Dive Brief:
- The Beachbody Co., a multilevel marketing company that sells workout videos, nutritional supplements and other diet- and wellness-related goods and services, misclassified its sales workforce as independent contractors, a direct sales coach has alleged in California lawsuit Lyons v. The Beachbody Co.
- According to the putative class-action suit, filed May 22, Beachbody and other MLMs rely on a direct-sales exemption under California law, which applies to those involved in “in-person” sales, such as those who go door to door. The exemption does not apply to Beachbody’s modern, online business model, in which “Beachbody accepts and processes the sales and fulfills the orders, while also collecting and benefiting from the consumer data it acquires from these leads,” the lawsuit alleges.
- Beachbody pushed back against the allegations in a statement to HR Dive. “The independent contractor status of direct sellers is well recognized on a federal and state level. California’s updated contractor law (AB5) includes an express exemption for network marketing distributors as part of a well-established legal framework that allows distributors to remain independent and allows them to work as much or as little as they want, controlling their own schedules,” the company said. “We will vigorously defend ourselves against these allegations.”
Dive Insight:
Multilevel marketing companies, which often appeal to workers by suggesting they can leave the hierarchical corporate world and be their own boss, have been under fire in the legal sphere for years — and attracted the eye of the Federal Trade Commission — due to allegations of unfair and illegal pay practices, including functionally operating as pyramid schemes.
In 2019, Washington State Attorney General Bob Ferguson filed a lawsuit against apparel company LuLaRoe, alleging that it made deceptive claims regarding profitability and that it “constituted a pyramid scheme.” In 2021, LaLuRoe settled the lawsuit for $4.75 million, which Ferguson said would be paid out to Washingtonians who were deceived by the company.
In 2016, Herbalife, a dietary supplement company, agreed to pay $200 million and restructure its business operations after the FTC charged that it deceived sellers into believing they could earn substantial sums of money. “The small minority of distributors who do make a lot of money … are compensated for recruiting new distributors, regardless of whether those recruits can sell the products they are encouraged to buy from Herbalife,” the FTC charged in its press release.
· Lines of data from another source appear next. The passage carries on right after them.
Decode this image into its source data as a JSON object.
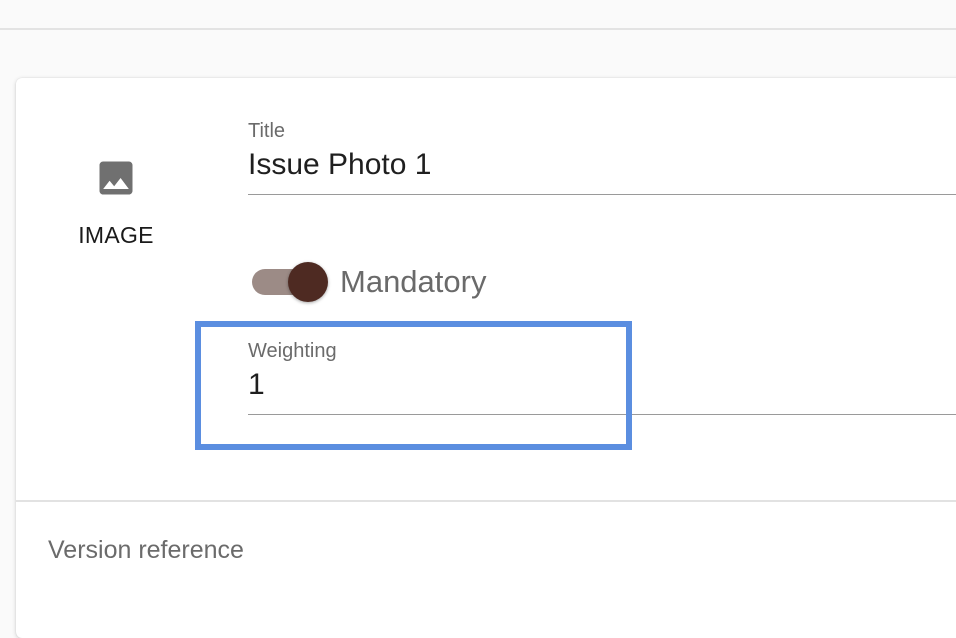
{
  "question_card": {
    "type_label": "IMAGE",
    "type_icon": "image-icon",
    "title_field": {
      "label": "Title",
      "value": "Issue Photo 1"
    },
    "mandatory_toggle": {
      "label": "Mandatory",
      "checked": true
    },
    "weighting_field": {
      "label": "Weighting",
      "value": "1"
    },
    "version_reference": {
      "label": "Version reference"
    }
  },
  "colors": {
    "highlight_border": "#5b8ee0",
    "toggle_thumb": "#4e2a22",
    "toggle_track": "#9c8b86"
  }
}
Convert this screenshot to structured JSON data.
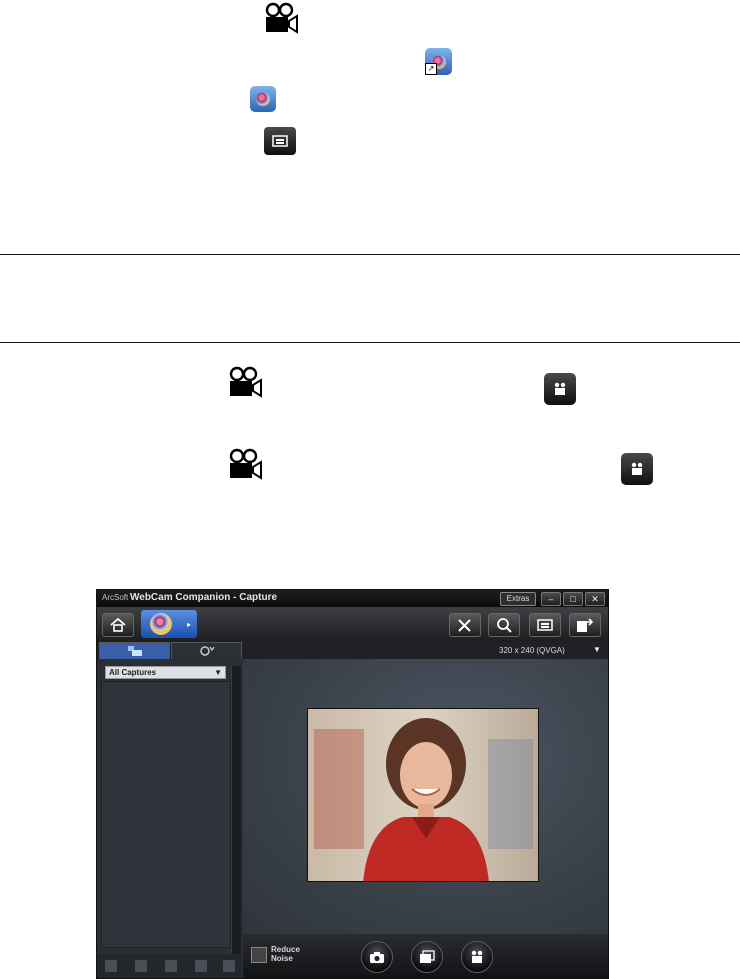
{
  "window": {
    "brand": "ArcSoft",
    "title": "WebCam Companion - Capture",
    "extras_label": "Extras",
    "minimize": "–",
    "maximize": "□",
    "close": "✕"
  },
  "resolution": "320 x 240 (QVGA)",
  "library": {
    "filter": "All Captures"
  },
  "options": {
    "reduce_noise": "Reduce\nNoise"
  },
  "icons": {
    "doc_video_icon": "video-camera-icon",
    "doc_shortcut_icon": "webcam-companion-shortcut-icon",
    "doc_app_icon": "webcam-companion-icon",
    "doc_preview_button": "preview-window-button-icon",
    "doc_record_button": "record-video-button-icon"
  },
  "colors": {
    "accent": "#2f66c6",
    "window_bg": "#2b2f36"
  }
}
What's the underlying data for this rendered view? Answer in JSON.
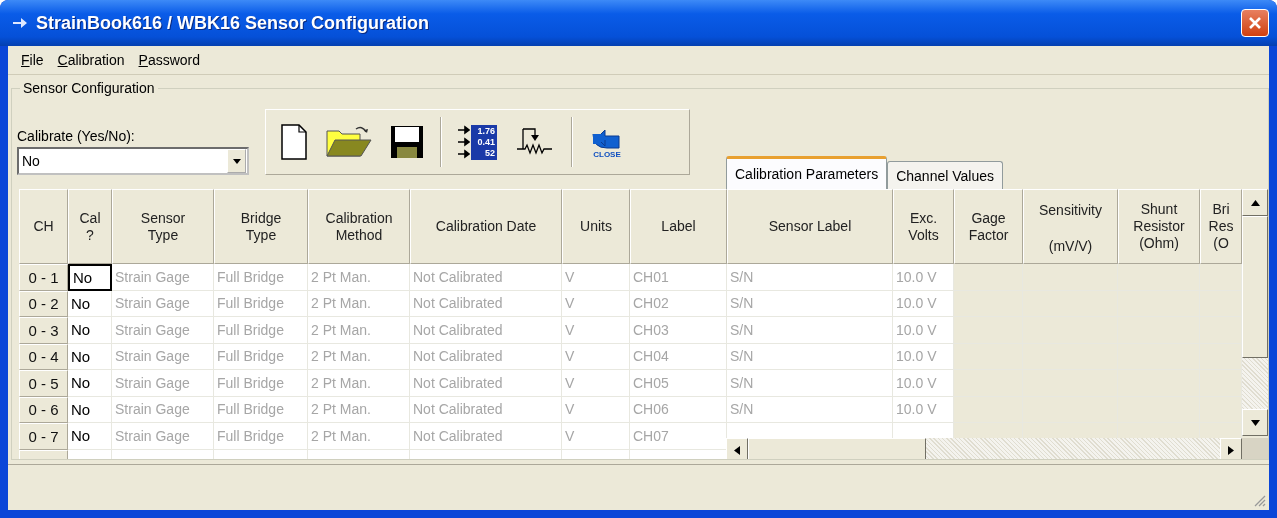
{
  "window": {
    "title": "StrainBook616 / WBK16 Sensor Configuration"
  },
  "menu": [
    {
      "label": "File"
    },
    {
      "label": "Calibration"
    },
    {
      "label": "Password"
    }
  ],
  "group": {
    "title": "Sensor Configuration"
  },
  "calibrate": {
    "label": "Calibrate (Yes/No):",
    "value": "No"
  },
  "toolbar": [
    {
      "buttons": [
        {
          "kind": "new"
        },
        {
          "kind": "open"
        },
        {
          "kind": "save"
        }
      ]
    },
    {
      "buttons": [
        {
          "kind": "readings",
          "lines": [
            "1.76",
            "0.41",
            "52"
          ]
        },
        {
          "kind": "shunt"
        }
      ]
    },
    {
      "buttons": [
        {
          "kind": "close",
          "label": "CLOSE"
        }
      ]
    }
  ],
  "tabs": [
    {
      "label": "Calibration Parameters",
      "selected": true
    },
    {
      "label": "Channel Values",
      "selected": false
    }
  ],
  "table": {
    "columns": [
      {
        "lines": [
          "CH"
        ],
        "spaced": false
      },
      {
        "lines": [
          "Cal",
          "?"
        ],
        "spaced": false
      },
      {
        "lines": [
          "Sensor",
          "Type"
        ],
        "spaced": false
      },
      {
        "lines": [
          "Bridge",
          "Type"
        ],
        "spaced": false
      },
      {
        "lines": [
          "Calibration",
          "Method"
        ],
        "spaced": false
      },
      {
        "lines": [
          "Calibration Date"
        ],
        "spaced": false
      },
      {
        "lines": [
          "Units"
        ],
        "spaced": false
      },
      {
        "lines": [
          "Label"
        ],
        "spaced": false
      },
      {
        "lines": [
          "Sensor Label"
        ],
        "spaced": false
      },
      {
        "lines": [
          "Exc.",
          "Volts"
        ],
        "spaced": false
      },
      {
        "lines": [
          "Gage",
          "Factor"
        ],
        "spaced": false
      },
      {
        "lines": [
          "Sensitivity",
          "(mV/V)"
        ],
        "spaced": true
      },
      {
        "lines": [
          "Shunt",
          "Resistor",
          "(Ohm)"
        ],
        "spaced": false
      },
      {
        "lines": [
          "Bri",
          "Res",
          "(O"
        ],
        "spaced": false
      }
    ],
    "rows": [
      {
        "selected": true,
        "cells": [
          "0 - 1",
          "No",
          "Strain Gage",
          "Full Bridge",
          "2 Pt Man.",
          "Not Calibrated",
          "V",
          "CH01",
          "S/N",
          "10.0 V"
        ]
      },
      {
        "selected": false,
        "cells": [
          "0 - 2",
          "No",
          "Strain Gage",
          "Full Bridge",
          "2 Pt Man.",
          "Not Calibrated",
          "V",
          "CH02",
          "S/N",
          "10.0 V"
        ]
      },
      {
        "selected": false,
        "cells": [
          "0 - 3",
          "No",
          "Strain Gage",
          "Full Bridge",
          "2 Pt Man.",
          "Not Calibrated",
          "V",
          "CH03",
          "S/N",
          "10.0 V"
        ]
      },
      {
        "selected": false,
        "cells": [
          "0 - 4",
          "No",
          "Strain Gage",
          "Full Bridge",
          "2 Pt Man.",
          "Not Calibrated",
          "V",
          "CH04",
          "S/N",
          "10.0 V"
        ]
      },
      {
        "selected": false,
        "cells": [
          "0 - 5",
          "No",
          "Strain Gage",
          "Full Bridge",
          "2 Pt Man.",
          "Not Calibrated",
          "V",
          "CH05",
          "S/N",
          "10.0 V"
        ]
      },
      {
        "selected": false,
        "cells": [
          "0 - 6",
          "No",
          "Strain Gage",
          "Full Bridge",
          "2 Pt Man.",
          "Not Calibrated",
          "V",
          "CH06",
          "S/N",
          "10.0 V"
        ]
      },
      {
        "selected": false,
        "cells": [
          "0 - 7",
          "No",
          "Strain Gage",
          "Full Bridge",
          "2 Pt Man.",
          "Not Calibrated",
          "V",
          "CH07"
        ]
      }
    ]
  }
}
An analysis of MLMs conducted by the AARP in 2018 found that of the roughly 600 current or previous MLM sellers surveyed, nearly half reported losing money in the venture and about one-quarter reported making a profit. More than half reported that the company’s depiction of their chance for financial success was “not too accurate” or “not at all accurate.” Of those who made money, most made $5,000 or less; only 3% made $25,000 or more, AARP reported.
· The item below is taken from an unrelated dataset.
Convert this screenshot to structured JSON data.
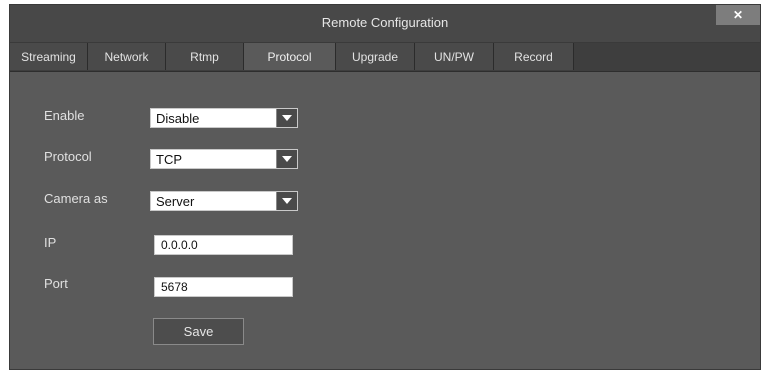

California — where the Beachbody lawsuit was filed — has been a testing ground for the future of progressive labor law when it comes to independent contractor rules. California Assembly Bill 5, or AB5, took effect in January 2020, establishing a three-pronged “ABC” test which requires a worker be classified as an employee unless they meet all of three conditions:
- (1) The worker is free from the control and direction of the hiring entity in connection with the performance of the work, both under the contract for the performance of the work and in fact;
- (2) The person performs work that is outside the hiring entity’s business; and
- (3) The person is routinely doing work in an independently established trade, occupation, or business that is the same as the work being requested and performed.
The law has met with mixed reactions, however. Uber, Lyft, DoorDash and other gig companies that classify drivers as independent contractors successfully funded a ballot initiative, Proposition 22, to exclude drivers from the AB5 test. In November 2020, voters passed the measure by 59%.
The Beachbody complainant is not the first to use AB5 to call into question the MLM industry’s reliance on workers’ independent contractor classification. An Amway Corp. worker filed suit in 2020 in Orage v. Amway Corp., alleging the corporation misclassified him due to the then-newly amended AB5 test. As of the most recent court filings, the case appears to be heading toward arbitration.